Oui, il y a eu un moment compliqué pour moi, lié à ma grand-mère, où je ne savais plus trop quoi faire. Elle n’était pas en accord avec ma participation à l’émission. Je ne lui en ai jamais voulu, parce que ce n’est pas une expérience qu’elle connaît, ni qu’elle pouvait gérer. Elle m’a toujours soutenu dans tout ce que j’ai fait et c’est une chance inouïe. Mais elle avait peur pour moi et pour mes enfants à cause de l’exposition, des réseaux sociaux, de la télé. Je lui ai montré concrètement que mes enfants ne seraient jamais cités ni filmés, que je les protégeais énormément et que je continuerais à le faire. Je pense que ça l’a rassurée. Sa validation a été folle et inattendue. Le jour du mariage, quand je reçois sa lettre, c’est un moment hors du temps. Elle m’a toujours dit qu’elle m’aimait, elle a toujours tout fait pour moi, je suis fils et petit-fils unique, un peu son petit prince. C’était la première fois qu’elle m’écrivait une lettre et c’était incroyable.

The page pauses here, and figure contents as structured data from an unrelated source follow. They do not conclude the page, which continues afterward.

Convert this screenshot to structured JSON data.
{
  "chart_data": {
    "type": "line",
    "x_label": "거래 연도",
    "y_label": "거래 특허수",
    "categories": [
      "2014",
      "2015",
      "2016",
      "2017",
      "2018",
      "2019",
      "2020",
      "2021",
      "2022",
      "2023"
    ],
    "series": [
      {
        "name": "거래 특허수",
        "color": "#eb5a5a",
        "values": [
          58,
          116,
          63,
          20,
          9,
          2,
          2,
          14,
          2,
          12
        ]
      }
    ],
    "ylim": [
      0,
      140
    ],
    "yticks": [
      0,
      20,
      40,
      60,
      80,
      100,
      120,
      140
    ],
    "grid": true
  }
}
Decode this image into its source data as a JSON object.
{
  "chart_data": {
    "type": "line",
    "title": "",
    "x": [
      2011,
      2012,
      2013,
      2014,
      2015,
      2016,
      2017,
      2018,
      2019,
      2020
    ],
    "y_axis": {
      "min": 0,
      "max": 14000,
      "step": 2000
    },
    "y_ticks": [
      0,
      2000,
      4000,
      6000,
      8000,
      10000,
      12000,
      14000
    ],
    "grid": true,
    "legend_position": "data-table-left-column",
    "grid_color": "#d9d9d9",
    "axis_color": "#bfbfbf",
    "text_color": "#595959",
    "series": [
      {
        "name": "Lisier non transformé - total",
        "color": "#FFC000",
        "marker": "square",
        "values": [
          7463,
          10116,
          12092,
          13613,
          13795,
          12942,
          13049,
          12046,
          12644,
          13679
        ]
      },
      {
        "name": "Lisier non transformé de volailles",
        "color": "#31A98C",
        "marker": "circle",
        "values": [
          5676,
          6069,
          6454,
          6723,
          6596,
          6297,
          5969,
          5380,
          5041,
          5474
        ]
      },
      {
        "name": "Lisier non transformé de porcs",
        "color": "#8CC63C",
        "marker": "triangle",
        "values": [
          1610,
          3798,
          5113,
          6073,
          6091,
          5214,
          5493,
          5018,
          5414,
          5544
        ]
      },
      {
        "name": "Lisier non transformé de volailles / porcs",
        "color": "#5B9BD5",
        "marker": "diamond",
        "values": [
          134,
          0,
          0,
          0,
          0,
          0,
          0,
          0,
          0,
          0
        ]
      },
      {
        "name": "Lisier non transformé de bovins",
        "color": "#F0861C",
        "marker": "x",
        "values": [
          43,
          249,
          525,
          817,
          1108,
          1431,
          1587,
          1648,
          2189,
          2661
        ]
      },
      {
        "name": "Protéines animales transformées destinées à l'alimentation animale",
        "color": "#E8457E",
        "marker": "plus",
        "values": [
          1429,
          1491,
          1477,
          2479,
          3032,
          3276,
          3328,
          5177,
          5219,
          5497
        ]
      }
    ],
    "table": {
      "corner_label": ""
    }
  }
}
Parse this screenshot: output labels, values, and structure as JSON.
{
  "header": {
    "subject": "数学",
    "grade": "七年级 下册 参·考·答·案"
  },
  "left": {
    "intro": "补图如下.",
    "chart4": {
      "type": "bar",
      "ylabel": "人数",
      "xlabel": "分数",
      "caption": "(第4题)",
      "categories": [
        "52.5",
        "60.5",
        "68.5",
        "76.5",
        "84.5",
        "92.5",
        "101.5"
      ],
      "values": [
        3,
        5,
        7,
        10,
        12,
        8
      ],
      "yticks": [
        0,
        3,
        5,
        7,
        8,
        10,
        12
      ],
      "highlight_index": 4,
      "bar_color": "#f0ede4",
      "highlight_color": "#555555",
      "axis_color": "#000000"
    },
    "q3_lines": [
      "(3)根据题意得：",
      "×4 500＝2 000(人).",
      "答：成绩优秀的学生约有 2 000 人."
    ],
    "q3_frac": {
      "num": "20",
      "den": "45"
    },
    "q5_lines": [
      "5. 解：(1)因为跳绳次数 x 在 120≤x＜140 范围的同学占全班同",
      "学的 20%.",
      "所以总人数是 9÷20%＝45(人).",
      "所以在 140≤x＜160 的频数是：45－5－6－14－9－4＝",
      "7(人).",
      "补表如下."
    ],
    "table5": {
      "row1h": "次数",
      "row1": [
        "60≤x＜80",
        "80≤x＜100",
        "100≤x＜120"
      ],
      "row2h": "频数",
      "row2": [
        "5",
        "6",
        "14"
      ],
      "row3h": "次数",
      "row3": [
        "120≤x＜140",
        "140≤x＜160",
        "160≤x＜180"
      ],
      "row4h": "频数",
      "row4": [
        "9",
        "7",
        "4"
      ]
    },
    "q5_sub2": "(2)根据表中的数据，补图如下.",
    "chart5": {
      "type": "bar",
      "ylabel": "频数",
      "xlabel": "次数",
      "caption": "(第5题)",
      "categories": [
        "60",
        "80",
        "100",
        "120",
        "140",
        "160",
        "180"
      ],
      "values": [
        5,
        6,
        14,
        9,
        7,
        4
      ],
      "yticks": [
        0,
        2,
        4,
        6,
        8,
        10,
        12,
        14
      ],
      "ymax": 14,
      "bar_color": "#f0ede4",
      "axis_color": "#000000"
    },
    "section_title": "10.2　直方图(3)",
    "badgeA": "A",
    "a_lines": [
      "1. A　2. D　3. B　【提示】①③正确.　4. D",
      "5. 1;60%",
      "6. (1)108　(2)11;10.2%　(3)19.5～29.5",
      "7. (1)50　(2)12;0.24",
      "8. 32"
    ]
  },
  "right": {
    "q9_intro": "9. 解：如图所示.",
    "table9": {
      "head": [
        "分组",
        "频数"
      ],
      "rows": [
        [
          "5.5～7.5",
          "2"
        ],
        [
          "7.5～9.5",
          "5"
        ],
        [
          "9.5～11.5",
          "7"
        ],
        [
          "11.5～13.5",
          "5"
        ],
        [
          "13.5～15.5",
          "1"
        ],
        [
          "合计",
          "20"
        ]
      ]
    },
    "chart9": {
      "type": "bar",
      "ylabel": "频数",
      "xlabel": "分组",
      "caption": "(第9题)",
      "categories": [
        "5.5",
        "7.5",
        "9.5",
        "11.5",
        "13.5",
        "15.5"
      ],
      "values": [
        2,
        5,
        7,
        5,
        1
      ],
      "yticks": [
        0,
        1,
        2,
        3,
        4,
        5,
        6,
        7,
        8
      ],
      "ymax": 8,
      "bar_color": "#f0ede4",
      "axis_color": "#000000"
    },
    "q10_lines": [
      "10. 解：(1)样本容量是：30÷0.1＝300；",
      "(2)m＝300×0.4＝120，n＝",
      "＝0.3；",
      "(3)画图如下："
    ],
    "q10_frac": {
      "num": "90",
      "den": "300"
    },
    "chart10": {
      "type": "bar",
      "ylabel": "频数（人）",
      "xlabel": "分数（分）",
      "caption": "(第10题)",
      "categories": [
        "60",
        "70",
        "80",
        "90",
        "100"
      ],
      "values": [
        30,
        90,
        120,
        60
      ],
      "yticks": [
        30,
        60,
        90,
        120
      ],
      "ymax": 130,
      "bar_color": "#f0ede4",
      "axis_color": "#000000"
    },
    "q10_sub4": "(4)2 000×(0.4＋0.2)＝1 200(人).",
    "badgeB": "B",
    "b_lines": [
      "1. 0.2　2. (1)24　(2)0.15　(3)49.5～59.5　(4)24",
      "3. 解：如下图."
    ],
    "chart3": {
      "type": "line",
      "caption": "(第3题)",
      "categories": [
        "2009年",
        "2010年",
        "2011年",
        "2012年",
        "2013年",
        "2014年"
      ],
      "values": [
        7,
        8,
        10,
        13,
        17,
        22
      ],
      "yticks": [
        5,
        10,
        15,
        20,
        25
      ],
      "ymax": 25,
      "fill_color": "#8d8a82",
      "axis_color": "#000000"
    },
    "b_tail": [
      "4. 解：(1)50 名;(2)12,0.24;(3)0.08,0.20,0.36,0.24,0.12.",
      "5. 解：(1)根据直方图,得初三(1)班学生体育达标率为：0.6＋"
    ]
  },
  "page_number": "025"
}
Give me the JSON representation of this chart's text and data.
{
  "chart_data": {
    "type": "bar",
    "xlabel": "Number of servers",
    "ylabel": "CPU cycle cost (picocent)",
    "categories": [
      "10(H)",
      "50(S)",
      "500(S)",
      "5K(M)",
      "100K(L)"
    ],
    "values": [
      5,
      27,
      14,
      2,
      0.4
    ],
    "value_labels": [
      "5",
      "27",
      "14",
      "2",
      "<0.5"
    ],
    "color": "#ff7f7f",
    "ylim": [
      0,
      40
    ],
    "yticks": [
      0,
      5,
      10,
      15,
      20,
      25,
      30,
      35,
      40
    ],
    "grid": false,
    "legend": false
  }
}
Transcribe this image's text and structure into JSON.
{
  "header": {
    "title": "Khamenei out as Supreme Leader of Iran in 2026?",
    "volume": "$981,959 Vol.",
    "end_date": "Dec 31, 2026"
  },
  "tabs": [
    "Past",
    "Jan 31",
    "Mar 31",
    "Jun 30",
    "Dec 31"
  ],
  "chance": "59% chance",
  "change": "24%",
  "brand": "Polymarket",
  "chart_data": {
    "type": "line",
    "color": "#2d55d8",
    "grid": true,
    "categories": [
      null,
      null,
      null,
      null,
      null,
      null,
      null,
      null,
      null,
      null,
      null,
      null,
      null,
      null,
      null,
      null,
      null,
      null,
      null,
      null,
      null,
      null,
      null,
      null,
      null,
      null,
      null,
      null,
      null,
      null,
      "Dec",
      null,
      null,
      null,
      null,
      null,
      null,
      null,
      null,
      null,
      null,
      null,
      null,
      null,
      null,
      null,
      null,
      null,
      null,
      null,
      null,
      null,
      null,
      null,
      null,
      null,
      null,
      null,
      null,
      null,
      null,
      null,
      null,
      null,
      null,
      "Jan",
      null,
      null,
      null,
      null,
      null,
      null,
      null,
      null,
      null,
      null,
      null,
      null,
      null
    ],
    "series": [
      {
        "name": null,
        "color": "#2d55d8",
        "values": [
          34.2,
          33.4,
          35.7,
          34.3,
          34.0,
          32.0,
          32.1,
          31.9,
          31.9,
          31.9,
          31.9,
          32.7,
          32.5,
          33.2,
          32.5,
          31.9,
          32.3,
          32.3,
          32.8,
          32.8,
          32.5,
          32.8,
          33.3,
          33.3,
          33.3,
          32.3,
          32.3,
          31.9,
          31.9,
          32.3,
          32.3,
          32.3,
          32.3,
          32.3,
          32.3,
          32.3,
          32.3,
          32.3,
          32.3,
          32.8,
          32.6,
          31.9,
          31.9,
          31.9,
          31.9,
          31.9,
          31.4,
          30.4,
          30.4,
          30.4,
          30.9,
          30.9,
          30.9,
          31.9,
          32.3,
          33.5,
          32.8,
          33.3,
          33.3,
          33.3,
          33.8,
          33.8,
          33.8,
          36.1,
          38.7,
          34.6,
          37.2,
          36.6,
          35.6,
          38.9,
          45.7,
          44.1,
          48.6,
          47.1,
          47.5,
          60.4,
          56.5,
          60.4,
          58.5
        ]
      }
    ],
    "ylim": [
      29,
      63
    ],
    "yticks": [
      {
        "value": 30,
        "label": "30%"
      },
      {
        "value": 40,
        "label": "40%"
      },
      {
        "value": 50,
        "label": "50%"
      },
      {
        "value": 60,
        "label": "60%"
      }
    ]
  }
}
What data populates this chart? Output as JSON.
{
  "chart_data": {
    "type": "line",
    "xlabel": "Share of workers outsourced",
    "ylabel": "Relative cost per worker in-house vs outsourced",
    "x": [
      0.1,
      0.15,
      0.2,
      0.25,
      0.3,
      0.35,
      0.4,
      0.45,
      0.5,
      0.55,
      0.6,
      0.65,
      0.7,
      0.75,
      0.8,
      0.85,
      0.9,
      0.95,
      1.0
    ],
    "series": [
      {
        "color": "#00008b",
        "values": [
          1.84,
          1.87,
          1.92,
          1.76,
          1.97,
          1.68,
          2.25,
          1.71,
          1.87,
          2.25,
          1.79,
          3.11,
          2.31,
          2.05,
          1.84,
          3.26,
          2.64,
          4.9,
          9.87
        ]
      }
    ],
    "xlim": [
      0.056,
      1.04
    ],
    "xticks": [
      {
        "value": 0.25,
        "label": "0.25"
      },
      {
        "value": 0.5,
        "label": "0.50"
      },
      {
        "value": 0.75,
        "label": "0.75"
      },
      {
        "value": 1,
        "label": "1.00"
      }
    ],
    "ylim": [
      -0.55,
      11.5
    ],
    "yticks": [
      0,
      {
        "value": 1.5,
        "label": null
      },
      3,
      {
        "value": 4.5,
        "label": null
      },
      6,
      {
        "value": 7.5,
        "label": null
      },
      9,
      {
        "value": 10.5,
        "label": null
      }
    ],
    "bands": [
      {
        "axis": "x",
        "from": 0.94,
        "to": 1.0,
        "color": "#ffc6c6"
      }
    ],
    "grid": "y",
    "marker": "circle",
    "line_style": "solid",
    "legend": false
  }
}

Regardez-vous les épisodes à la télévision ?
Oui, je les regarde avec ma grand-mère, ma tante et mes cousins qui habitent près de chez moi. On se fait un petit moment autour de l’émission, tous ensemble. On débriefe, on en discute. Pour moi, c’est important que ma grand-mère voie les images. Je débriefe aussi beaucoup avec mon père, qui regarde avec sa femme. On échange ensuite, et c’est génial. Ce sont des moments exceptionnels. Mais c’est vrai que ça fait bizarre de se voir à la télé, c’est complètement fou. «Mariés au premier regard» est une expérience humaine hors du commun. Au-delà de la recherche de l’amour, cette expérience permet de s’apaiser. Elle m’a fait évoluer sur ma philosophie de vie et sur plein d’aspects. Ça m’a encore plus rapproché de mes proches. Avec ma famille, on a toujours été très soudés. On nous appelle «Une famille formidable».